Can the Fed raise rates in March?

11.01.2017

Analysts at Morgan Stanley reiterated their forecast that the Fed may tighten monetary policy twice in 2017. However, they noted several factors that may lead to an increase in interest rates in March.

In their message to customers, the Morgan Stanley (NYSE: MS) economists still do not agree with the majority opinion in the Fed about raising interest rates three times this year, pointing to the possibility of an increase only twice – in September and December.

However, financial markets that agree with the two rises in interest rates, are betting on the first increase as early as in June, with a probability of 68.5%.

What could cause the Fed to raise interest rates in March?
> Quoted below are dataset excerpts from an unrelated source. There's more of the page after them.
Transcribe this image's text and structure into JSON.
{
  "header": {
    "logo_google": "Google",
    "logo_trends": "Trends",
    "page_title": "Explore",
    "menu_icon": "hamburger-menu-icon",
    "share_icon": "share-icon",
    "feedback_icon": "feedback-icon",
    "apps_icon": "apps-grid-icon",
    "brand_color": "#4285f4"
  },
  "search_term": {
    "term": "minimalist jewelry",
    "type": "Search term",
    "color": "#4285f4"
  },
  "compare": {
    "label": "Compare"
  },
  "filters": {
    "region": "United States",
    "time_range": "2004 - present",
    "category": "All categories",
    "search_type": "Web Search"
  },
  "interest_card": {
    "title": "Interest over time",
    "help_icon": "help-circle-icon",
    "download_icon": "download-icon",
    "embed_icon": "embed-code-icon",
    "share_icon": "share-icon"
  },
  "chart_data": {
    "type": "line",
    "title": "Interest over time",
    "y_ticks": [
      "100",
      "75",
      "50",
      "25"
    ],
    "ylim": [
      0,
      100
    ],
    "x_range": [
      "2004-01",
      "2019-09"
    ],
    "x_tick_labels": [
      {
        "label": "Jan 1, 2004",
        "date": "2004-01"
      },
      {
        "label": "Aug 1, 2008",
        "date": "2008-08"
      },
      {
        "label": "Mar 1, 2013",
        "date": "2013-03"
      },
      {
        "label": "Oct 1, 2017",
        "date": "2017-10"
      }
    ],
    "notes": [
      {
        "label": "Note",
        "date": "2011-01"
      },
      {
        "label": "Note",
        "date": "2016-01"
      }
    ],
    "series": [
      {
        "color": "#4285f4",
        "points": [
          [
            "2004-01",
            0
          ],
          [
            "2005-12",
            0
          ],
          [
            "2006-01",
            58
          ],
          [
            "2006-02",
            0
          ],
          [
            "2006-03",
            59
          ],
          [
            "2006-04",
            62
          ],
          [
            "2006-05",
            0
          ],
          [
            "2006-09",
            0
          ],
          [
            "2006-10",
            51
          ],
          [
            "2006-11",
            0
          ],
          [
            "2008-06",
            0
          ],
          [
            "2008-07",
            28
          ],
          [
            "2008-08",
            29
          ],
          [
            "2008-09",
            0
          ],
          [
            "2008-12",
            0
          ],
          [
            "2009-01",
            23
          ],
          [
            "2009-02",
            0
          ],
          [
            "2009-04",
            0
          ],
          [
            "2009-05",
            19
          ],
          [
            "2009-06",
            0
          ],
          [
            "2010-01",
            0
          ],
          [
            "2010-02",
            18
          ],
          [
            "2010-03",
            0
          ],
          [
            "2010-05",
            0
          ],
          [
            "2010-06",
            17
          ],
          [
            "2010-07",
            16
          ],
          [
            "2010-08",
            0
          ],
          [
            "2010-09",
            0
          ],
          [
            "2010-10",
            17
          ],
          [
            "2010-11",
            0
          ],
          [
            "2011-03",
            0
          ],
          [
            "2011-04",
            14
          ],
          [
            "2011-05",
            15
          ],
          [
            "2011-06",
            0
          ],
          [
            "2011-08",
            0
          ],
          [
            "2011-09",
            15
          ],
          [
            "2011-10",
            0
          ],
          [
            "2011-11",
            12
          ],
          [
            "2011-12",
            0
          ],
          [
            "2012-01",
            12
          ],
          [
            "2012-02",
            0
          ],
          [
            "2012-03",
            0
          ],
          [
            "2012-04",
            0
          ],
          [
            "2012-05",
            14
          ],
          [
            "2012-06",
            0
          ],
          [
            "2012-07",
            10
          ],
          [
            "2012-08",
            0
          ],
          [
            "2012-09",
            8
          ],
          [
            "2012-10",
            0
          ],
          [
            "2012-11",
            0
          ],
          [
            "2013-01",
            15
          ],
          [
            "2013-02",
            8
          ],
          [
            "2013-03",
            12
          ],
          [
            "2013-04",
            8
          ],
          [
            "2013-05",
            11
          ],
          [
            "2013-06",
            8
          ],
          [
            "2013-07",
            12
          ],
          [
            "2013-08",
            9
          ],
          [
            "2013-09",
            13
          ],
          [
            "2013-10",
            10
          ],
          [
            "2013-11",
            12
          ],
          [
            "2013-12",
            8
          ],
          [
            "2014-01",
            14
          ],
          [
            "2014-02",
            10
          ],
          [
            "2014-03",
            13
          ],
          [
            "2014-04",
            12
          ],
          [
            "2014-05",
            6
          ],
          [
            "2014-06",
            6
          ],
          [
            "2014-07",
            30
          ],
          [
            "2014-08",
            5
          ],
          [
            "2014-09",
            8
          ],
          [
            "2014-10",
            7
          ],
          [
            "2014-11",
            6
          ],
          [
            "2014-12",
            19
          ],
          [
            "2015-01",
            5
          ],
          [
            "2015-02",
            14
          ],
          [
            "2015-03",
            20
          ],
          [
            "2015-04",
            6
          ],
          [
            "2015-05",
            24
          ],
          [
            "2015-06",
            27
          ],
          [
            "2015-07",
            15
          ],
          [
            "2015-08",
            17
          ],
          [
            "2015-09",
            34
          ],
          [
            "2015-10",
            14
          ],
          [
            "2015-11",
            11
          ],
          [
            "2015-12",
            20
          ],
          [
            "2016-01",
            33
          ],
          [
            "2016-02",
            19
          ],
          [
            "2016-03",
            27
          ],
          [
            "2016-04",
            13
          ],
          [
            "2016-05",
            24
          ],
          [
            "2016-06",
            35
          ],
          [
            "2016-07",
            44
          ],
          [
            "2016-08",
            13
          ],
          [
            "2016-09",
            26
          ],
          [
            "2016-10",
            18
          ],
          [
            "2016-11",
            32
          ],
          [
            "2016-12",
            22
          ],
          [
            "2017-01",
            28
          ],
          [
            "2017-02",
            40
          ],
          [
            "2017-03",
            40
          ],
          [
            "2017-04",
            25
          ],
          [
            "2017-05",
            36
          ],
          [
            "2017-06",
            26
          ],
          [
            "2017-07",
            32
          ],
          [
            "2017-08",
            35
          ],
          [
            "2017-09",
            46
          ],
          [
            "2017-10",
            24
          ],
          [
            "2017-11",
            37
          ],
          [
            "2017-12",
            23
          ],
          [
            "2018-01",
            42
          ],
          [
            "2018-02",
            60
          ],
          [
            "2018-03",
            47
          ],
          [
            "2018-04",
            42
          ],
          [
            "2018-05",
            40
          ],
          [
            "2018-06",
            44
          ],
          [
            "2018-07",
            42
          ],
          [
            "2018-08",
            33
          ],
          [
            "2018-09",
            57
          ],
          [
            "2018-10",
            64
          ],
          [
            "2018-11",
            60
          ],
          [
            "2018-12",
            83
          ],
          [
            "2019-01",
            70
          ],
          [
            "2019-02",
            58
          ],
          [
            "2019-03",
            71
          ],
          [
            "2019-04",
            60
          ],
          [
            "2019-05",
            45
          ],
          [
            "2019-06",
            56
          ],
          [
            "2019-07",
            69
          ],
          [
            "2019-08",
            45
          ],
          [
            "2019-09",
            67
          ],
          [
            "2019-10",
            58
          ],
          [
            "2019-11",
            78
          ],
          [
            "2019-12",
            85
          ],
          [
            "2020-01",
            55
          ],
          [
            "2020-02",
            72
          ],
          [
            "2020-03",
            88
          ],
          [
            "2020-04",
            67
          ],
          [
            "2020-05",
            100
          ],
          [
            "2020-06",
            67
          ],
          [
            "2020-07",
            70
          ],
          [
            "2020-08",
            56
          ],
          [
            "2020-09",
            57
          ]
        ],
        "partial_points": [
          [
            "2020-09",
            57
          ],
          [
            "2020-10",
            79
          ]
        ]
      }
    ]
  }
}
The Morgan Stanley explored the question of what can cause the Fed to take strong action in March, when the second meeting of 2017 will be held.

"Values ​​higher than expected for a core price index for personal consumption expenditures in the United States and a significant decrease in the natural rate of unemployment (NAIRU) can change the Fed’s response to prevent the growth of tension until the next interest rate increase."

Analysts pointed out that the Fed doesn’t expect any serious changes in the unemployment and inflation.  

As the analysts say: "if we are wrong and the unemployment rate will drop significantly below the NAIRU, then the Fed can increase interest rates sooner than expected."

They believe that such a situation is more likely during a sharp rise in confidence in the business community, when the results of the presidential election may soon translate into a high level of employment in the late phase of the economic cycle and labor market tensions.

The experts recommend to closely monitoring the values ​​of the unemployment rate in the next two reports, which will be released before March 15, when the Fed meeting will take place.

Economists at Morgan Stanley believe that a rapid change in fiscal policy may be a factor which will change the current trends of unemployment and inflation. At the same time, the tone of Trump’s inaugural speech on January 20 will be an indicator of how smoothly the new administration will be able to collaborate with the Congress on the implementation of the key points of his plan.

As of today, the likelihood of the Fed to raise interest rates in March is only 22.9%.